Patronage : Appui donné par un personnage puissant ou un organisme par extension, avantage accordé par une autorité reconnue en échange d'une faveur quelconque. C’est aussi le fait d’acquérir ou de faire acquérir un bien ou un service sous l’influence de sa position hiérarchique.
"Perruque" : Usage du matériel de l’État à des fins personnelles : matériel de bureau (ordinateurs, photocopieurs…) et le matériel de transport. Leur usage à des fins privées est de règle en Algérie Piston : Échange de faveur, usage de ses relations pour obtenir des services publics ou pour accéder plus facilement à un emploi. Par exemple: pour se faire établir une pièce officielle, il faudrait verser un pot de vin ou connaitre quelqu'un dans l'administration policière pour abréger les délais ou pour trouver un vieil imprimé raréfié par une pénurie artificielle.

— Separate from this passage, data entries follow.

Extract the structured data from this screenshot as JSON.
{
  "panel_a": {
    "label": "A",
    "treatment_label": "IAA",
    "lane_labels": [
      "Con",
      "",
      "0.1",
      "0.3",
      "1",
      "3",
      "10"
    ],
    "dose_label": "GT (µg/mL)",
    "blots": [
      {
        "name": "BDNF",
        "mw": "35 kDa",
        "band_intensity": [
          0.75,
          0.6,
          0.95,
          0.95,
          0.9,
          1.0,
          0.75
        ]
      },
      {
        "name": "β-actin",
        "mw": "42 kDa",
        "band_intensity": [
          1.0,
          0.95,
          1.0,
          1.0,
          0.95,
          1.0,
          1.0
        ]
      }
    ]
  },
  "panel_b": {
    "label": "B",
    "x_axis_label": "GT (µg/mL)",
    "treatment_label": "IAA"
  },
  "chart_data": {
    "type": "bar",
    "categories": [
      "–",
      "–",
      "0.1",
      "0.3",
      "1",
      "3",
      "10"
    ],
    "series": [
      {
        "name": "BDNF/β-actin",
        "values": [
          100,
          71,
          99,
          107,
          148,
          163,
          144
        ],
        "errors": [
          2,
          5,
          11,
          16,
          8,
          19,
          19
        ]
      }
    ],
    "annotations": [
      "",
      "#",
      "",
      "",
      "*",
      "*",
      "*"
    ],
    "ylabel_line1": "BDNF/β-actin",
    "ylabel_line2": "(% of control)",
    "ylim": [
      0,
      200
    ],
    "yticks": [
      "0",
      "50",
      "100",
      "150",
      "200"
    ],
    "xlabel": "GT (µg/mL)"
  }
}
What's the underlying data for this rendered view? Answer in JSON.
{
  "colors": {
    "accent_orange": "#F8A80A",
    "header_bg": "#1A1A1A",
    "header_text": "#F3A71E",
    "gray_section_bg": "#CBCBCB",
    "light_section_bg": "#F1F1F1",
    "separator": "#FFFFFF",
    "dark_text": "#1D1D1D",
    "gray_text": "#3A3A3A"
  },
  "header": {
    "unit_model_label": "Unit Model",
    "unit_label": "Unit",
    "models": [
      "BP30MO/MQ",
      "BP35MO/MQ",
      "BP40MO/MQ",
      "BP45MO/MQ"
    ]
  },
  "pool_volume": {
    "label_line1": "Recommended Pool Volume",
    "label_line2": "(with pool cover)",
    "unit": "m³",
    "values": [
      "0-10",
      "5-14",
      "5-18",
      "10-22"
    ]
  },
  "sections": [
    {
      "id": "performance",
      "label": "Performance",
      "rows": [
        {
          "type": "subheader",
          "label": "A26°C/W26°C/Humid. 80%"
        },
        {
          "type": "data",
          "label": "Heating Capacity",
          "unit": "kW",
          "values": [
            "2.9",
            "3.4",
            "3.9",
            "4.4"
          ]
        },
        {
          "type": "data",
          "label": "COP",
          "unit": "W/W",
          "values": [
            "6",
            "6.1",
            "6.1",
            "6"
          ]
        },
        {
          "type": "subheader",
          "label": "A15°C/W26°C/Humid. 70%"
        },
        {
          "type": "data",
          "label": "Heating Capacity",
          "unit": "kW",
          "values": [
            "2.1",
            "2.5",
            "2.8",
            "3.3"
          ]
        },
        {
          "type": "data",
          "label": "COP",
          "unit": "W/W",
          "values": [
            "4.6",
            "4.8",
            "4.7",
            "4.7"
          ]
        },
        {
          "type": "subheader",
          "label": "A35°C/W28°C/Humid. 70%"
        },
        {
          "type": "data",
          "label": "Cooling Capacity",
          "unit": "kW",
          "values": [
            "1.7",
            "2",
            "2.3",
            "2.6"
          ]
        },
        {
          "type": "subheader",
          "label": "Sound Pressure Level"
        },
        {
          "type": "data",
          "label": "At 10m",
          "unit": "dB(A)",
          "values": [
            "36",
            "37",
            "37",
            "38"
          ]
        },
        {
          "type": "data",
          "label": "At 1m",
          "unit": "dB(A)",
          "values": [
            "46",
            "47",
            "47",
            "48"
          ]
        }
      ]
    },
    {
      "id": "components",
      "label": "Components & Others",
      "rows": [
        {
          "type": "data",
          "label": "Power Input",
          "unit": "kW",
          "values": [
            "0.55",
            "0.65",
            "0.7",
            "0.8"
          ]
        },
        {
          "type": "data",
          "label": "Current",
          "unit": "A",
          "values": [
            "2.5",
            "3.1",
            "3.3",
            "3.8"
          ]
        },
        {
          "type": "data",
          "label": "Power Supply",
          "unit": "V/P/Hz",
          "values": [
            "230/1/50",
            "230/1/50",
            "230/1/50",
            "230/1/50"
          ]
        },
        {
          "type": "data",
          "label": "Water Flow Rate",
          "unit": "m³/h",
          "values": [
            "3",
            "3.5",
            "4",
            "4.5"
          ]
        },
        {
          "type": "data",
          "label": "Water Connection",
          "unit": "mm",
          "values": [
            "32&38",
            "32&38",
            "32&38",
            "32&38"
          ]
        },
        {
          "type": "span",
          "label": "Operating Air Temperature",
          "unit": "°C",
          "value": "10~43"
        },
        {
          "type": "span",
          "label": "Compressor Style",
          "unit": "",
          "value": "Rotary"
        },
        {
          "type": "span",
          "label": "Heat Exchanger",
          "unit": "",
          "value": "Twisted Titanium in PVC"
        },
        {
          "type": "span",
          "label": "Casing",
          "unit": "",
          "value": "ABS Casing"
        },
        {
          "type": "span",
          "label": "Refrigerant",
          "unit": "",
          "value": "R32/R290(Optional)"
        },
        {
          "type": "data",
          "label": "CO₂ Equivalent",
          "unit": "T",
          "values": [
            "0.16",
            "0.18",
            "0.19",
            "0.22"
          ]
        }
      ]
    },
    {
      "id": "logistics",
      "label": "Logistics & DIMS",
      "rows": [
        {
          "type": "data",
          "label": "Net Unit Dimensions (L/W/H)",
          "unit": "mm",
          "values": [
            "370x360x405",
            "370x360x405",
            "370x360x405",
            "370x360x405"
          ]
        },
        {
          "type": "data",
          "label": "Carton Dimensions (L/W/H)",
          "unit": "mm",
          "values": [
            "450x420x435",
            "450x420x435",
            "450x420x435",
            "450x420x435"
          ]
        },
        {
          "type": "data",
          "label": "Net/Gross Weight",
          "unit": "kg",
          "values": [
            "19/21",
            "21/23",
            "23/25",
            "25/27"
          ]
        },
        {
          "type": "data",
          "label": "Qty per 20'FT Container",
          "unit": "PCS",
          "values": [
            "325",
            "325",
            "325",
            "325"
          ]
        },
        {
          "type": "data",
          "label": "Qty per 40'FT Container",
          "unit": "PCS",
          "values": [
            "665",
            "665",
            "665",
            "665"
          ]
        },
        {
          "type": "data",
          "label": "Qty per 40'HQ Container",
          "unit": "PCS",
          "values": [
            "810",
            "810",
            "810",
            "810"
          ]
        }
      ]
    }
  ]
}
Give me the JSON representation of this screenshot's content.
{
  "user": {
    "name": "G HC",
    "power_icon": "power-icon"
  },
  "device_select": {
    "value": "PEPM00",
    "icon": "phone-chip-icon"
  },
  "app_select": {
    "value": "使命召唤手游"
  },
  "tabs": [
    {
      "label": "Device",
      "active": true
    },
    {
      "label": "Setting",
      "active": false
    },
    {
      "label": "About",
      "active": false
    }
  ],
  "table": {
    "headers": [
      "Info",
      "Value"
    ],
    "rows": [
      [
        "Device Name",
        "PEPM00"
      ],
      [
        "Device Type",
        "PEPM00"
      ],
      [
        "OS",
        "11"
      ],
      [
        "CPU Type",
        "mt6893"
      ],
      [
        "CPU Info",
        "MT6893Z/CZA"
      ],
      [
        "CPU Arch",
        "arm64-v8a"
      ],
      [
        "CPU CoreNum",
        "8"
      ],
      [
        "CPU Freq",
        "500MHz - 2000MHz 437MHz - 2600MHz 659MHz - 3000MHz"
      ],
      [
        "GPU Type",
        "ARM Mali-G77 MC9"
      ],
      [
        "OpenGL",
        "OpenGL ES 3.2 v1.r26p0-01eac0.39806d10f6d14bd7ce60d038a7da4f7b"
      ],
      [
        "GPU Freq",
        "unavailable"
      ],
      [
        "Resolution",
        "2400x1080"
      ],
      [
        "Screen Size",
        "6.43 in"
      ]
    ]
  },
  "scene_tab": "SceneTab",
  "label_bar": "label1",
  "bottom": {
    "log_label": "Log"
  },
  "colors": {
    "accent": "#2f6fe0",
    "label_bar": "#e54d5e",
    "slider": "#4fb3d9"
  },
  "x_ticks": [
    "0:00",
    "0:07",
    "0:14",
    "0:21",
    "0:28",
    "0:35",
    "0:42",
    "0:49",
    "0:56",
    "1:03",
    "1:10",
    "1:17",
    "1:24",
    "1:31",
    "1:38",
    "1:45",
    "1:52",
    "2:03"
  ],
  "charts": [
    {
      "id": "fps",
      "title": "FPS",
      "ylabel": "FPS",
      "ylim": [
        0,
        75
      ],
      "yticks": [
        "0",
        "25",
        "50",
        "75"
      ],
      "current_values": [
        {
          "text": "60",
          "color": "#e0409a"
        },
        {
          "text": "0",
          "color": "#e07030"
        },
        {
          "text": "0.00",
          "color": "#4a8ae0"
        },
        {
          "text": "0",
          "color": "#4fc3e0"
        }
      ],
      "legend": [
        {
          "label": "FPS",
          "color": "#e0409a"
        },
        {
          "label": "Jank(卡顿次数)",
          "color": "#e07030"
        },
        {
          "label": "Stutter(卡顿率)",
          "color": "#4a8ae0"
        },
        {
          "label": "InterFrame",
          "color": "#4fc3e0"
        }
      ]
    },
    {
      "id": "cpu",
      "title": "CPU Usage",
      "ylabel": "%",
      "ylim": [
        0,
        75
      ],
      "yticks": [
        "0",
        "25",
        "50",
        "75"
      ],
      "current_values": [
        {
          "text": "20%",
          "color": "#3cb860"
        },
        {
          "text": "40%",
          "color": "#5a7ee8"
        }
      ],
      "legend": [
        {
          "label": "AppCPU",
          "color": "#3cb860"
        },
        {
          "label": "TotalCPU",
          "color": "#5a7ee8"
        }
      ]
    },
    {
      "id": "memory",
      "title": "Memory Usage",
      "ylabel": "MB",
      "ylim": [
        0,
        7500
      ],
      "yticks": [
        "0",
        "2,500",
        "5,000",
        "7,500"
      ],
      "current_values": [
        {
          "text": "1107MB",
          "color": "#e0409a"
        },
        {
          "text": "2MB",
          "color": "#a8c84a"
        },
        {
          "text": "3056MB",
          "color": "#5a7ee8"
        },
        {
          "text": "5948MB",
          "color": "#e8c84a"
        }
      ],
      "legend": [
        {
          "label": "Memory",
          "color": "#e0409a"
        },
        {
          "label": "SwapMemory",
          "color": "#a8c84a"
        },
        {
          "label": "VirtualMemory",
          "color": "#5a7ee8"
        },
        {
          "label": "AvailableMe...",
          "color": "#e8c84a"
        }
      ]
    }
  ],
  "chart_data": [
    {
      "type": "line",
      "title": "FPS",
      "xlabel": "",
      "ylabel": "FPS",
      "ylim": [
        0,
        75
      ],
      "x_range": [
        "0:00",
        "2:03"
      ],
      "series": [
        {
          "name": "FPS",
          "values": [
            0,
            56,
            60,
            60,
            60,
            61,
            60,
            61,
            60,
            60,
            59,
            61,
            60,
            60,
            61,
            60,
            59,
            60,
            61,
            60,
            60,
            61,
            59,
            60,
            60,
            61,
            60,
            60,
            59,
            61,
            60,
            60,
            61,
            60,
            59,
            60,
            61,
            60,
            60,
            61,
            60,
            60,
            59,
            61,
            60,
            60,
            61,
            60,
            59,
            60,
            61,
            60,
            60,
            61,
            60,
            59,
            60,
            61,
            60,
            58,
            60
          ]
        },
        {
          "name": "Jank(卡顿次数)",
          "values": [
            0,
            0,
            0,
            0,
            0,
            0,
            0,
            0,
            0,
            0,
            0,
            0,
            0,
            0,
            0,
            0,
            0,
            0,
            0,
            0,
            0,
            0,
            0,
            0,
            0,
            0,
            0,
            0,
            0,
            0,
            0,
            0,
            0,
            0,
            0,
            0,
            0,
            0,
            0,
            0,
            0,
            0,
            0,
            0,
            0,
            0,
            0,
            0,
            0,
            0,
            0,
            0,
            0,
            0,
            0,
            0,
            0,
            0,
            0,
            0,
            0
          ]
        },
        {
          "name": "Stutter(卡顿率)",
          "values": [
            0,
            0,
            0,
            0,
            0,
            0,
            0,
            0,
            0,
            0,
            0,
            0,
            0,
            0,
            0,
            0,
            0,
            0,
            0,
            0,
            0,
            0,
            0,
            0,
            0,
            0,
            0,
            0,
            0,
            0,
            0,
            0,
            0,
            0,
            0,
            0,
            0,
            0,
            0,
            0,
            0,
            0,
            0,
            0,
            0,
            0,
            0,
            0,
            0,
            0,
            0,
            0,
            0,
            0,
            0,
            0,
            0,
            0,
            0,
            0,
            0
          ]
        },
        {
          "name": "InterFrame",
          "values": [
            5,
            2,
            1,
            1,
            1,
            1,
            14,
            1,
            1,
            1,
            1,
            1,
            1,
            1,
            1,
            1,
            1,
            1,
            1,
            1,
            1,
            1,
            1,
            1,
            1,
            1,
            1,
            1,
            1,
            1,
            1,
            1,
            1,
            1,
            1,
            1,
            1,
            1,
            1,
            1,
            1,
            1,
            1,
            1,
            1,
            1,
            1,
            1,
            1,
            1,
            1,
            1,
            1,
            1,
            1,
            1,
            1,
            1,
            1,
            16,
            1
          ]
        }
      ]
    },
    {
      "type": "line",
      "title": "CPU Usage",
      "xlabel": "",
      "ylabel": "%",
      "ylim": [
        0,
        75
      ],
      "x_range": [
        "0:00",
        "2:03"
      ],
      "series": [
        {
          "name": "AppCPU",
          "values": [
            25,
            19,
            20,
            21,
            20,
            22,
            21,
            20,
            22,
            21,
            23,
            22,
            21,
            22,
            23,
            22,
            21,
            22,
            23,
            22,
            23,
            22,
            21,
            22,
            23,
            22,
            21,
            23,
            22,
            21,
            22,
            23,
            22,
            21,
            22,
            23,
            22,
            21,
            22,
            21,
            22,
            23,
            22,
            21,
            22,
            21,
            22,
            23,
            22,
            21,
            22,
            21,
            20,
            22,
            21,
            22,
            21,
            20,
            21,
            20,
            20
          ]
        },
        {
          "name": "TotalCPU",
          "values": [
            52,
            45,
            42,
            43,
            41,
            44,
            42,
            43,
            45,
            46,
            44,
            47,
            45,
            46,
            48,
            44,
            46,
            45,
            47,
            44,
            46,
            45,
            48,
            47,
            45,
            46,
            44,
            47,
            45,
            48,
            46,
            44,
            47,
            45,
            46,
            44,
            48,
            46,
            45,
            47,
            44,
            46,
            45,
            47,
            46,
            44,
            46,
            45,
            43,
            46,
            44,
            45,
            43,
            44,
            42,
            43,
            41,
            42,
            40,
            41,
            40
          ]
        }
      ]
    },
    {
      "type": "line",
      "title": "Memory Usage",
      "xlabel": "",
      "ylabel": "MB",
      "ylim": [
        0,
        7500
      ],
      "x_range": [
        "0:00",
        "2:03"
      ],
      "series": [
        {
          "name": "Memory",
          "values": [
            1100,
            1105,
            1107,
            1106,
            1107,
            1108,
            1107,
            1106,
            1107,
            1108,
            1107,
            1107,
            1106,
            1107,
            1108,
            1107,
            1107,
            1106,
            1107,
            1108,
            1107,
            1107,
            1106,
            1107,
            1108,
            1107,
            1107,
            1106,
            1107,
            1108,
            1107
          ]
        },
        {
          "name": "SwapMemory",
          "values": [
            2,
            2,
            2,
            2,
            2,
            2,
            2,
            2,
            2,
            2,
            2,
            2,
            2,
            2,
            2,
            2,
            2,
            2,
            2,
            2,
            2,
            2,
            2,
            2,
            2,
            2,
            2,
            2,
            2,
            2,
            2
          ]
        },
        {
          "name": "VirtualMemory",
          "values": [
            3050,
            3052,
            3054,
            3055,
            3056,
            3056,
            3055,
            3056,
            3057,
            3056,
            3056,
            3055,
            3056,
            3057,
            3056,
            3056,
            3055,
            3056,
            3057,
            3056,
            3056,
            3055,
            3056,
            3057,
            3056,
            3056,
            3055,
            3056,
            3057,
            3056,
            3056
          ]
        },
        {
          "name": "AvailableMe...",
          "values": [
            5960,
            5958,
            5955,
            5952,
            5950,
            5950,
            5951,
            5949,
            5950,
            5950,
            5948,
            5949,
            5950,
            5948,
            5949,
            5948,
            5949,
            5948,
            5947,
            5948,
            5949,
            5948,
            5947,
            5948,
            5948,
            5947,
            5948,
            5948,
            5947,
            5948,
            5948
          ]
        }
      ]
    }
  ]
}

Pot de vin : Somme d'argent ou autre faveur offerte à une personne occupant une position de pouvoir pour influencer ses vues ou sa conduite, pour contourner une procédure ou pour anticiper un délai d’exécution. Recel : Acte intentionnel consistant à dissimuler, à détenir, à transmettre des biens meubles, des fonds ou faire office d'intermédiaire afin de les transmettre ou de les tenir, en sachant qu’ils proviennent d’un vol. Rétribution : Il s'agit de la rémunération indue d'un service public ou le fait de transformer un droit en une faveur. Surfacturation : Le fait de gonfler sciemment le prix des marchandises vendues ou ceux des services offerts à l’État. Cette manœuvre est initiée de concert avec les hauts responsables de l’État. Trafic d'influence : Acte intentionnel par lequel une personne abuse de son influence réelle ou supposée en vue de faire obtenir d'une administration ou d'une autorité publique de l'État, tout avantage ou toute décision favorable pour elle-même ou pour un tiers. Le tribut ou le péage : C'est une contribution forcée par une autorité supérieure ou subalterne. Exemple 1: Les commerçants exportateurs, pour éviter le contrôle de la douane consistant à fouiller les véhicules doivent disposer d'une certaine somme d'argent pour acheter le regard des contrôleurs. Exemple 2: Un car de transporteurs qui circule, quand il est interpellé par la police, le chauffeur doit la somme exigée par le policier afin d'éviter le contrôle de la police surtout le retrait de permis avec les nouvelles sanctions très importantes.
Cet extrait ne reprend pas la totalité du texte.